PostgreSQL 16 replication lag spikes—any ideas?
Running PostgreSQL 16 on Hetzner dedicated servers (2 primaries + 3 replicas). Lately we're seeing replication lag jump from <100ms to 2-3 seconds randomly, then settle back down. No obvious load spikes or network issues visible.
WAL archiving looks fine, pg_stat_replication shows healthy flush_lsn.
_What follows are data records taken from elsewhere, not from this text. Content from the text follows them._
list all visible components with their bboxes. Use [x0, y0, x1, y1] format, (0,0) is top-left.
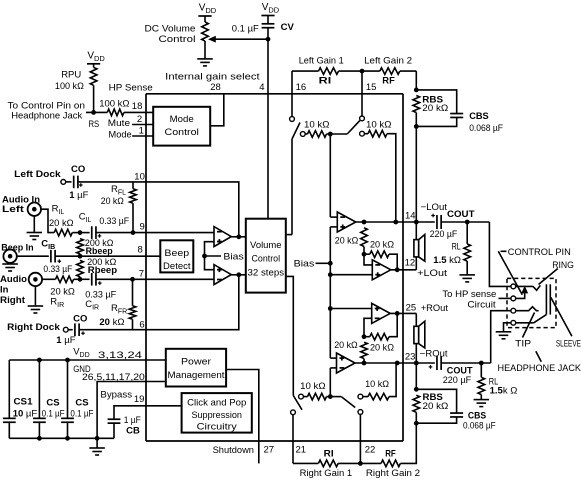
- svg-text:DC Volume: DC Volume: [145, 24, 196, 35]
- node dot bias 3: [328, 306, 333, 311]
- svg-text:RPU: RPU: [61, 70, 81, 81]
- pin 9 wire internal: [146, 232, 214, 234]
- label HEADPHONE JACK: [498, 363, 581, 374]
- svg-text:14: 14: [405, 210, 416, 221]
- bias vertical net: [330, 227, 336, 358]
- svg-text:Left Dock: Left Dock: [14, 169, 61, 180]
- svg-text:Headphone Jack: Headphone Jack: [11, 111, 82, 122]
- label 20k RIR: [50, 287, 75, 298]
- label 0.33uF CIL: [99, 216, 129, 227]
- svg-text:20 kΩ: 20 kΩ: [423, 401, 449, 412]
- label RING: [552, 260, 574, 271]
- jack contact 1 (left out): [511, 284, 516, 289]
- label Audio In Left: [2, 195, 40, 215]
- label Shutdown: [213, 445, 254, 456]
- label Left Gain 2: [364, 56, 412, 67]
- label Beep In: [1, 243, 33, 254]
- svg-text:220 µF: 220 µF: [430, 229, 458, 240]
- svg-text:100 kΩ: 100 kΩ: [99, 99, 129, 110]
- jack contact 4 (sleeve/ground): [511, 320, 516, 325]
- label HP Sense: [109, 83, 153, 94]
- wire COUT-R to jack: [491, 311, 511, 363]
- label Mute: [108, 118, 130, 129]
- jack contact 3 (right out): [511, 308, 516, 313]
- label 1.5k right: [490, 386, 518, 397]
- label 0.1uF: [232, 24, 259, 35]
- label Bias (output stage): [294, 259, 315, 270]
- wire op-amp4 - stub: [330, 368, 336, 397]
- leader HEADPHONE JACK: [536, 351, 542, 362]
- wire +ROut (pin 25): [390, 313, 416, 326]
- node dot VDD rail CS3: [65, 358, 70, 363]
- block Mode Control: [153, 107, 210, 146]
- capacitor COUT 220uF (right): [437, 356, 491, 370]
- svg-text:22: 22: [365, 445, 376, 456]
- plus sign CIL: [98, 234, 102, 238]
- label CV: [281, 22, 295, 33]
- block Power Management: [166, 349, 226, 387]
- resistor RIL 20k: [41, 209, 80, 236]
- svg-text:RL: RL: [452, 241, 461, 252]
- node dot RIL/CIL/Rbeep: [78, 230, 83, 235]
- switch contact (pin22): [358, 410, 363, 415]
- svg-text:Detect: Detect: [163, 261, 191, 272]
- svg-text:Management: Management: [168, 370, 225, 381]
- svg-text:CO: CO: [71, 164, 85, 175]
- resistor RF (Right Gain 2): [381, 423, 416, 467]
- svg-text:20 kΩ: 20 kΩ: [422, 103, 448, 114]
- label 1.5k left: [433, 255, 461, 266]
- svg-text:27: 27: [264, 445, 275, 456]
- svg-text:Rbeep: Rbeep: [86, 246, 113, 257]
- potentiometer DC Volume Control: [202, 16, 209, 59]
- resistor RF (Left Gain 2): [380, 68, 400, 75]
- svg-text:Left Gain 2: Left Gain 2: [364, 56, 412, 67]
- resistor 10k internal R2: [363, 363, 396, 400]
- label -LOut: [421, 202, 448, 213]
- svg-text:CONTROL PIN: CONTROL PIN: [508, 247, 571, 258]
- wire to Bias label: [205, 255, 222, 257]
- IC package outline: [146, 94, 403, 441]
- capacitor CIR 0.33uF: [80, 273, 146, 286]
- resistor 20k feedback R2 (horizontal): [364, 313, 397, 340]
- label 1uF right dock: [56, 335, 75, 346]
- label RFL: [111, 184, 126, 197]
- node dot op-amp4 out: [362, 361, 367, 366]
- node dot RBS L bottom: [414, 124, 419, 129]
- resistor Rbeep2 200k: [77, 260, 84, 279]
- wire contact4 to ground: [504, 323, 511, 332]
- label CIR: [85, 299, 99, 312]
- jack Audio In Right (RCA): [29, 273, 42, 286]
- label 20k L2: [370, 239, 394, 250]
We're using streaming replication with synchronous_commit = remote_apply. Disk I/O is normal (~40% utilization).
Has anyone encountered this? Could it be checkpoint-related or something with the replica query load? Any diagnostic queries I should run?
TIA
Edited at 26 Mar 2026, 08:11
Check your checkpoint_timeout and max_wal_size settings—random lag spikes often point to checkpoint storms eating I/O. With synchronous_commit = remote_apply, replicas block on fsync, so a big checkpoint on primary can stall everyone. Try increasing max_wal_size to 4-8GB and lowering checkpoint_timeout to trigger more frequent, smaller checkpoints instead of rare huge ones. Also verify replicas aren't hitting OOM or swap during these spikes—use watch 'free -h && vmstat 1 2' to confirm. Hetzner's dedicated gear usually doesn't have these issues, so it's almost always config-related rather than hardware.
Thanks for that! Yeah, I didn't think about checkpoint storms—we've got max_wal_size set to 4GB which might be too aggressive. Gonna lower that and monitor the lag. Good point about synchronous_commit making replicas wait on fsync, that could definitely explain the spikes.
Before tweaking checkpoint settings, also check if your replicas are falling behind on query load. With remote_apply, even a slow SELECT on replica can block writes on primary. Try running SELECT pid, query FROM pg_stat_activity; on replicas during lag spikes—you might have a long-running query holding things up.
Have you checked wal_keep_size? With 3 replicas and remote_apply, if one replica temporarily lags, the primary might be recycling WAL segments faster than they can be consumed. Also worth checking pg_stat_activity on replicas during a spike—look for long-running queries or CommitTs waits. fwiw, synchronous_commit = remote_apply is pretty strict for 5-node setups; consider remote_write if you don't absolutely need it.
One thing nobody mentioned yet—check your backend_flush_after and wal_writer_delay settings. If WAL writer is batching too aggressively, replicas might see bursty flushes instead of steady streaming. Also, with remote_apply on 3 replicas, network variance between them matters more than you'd think. A single slow replica causes the primary to wait. Run SELECT client_addr, state, sync_state, reply_time FROM pg_stat_replication; during a spike to see which replica(s) are lagging. The answer might be datacenter/network tuning rather than DB config.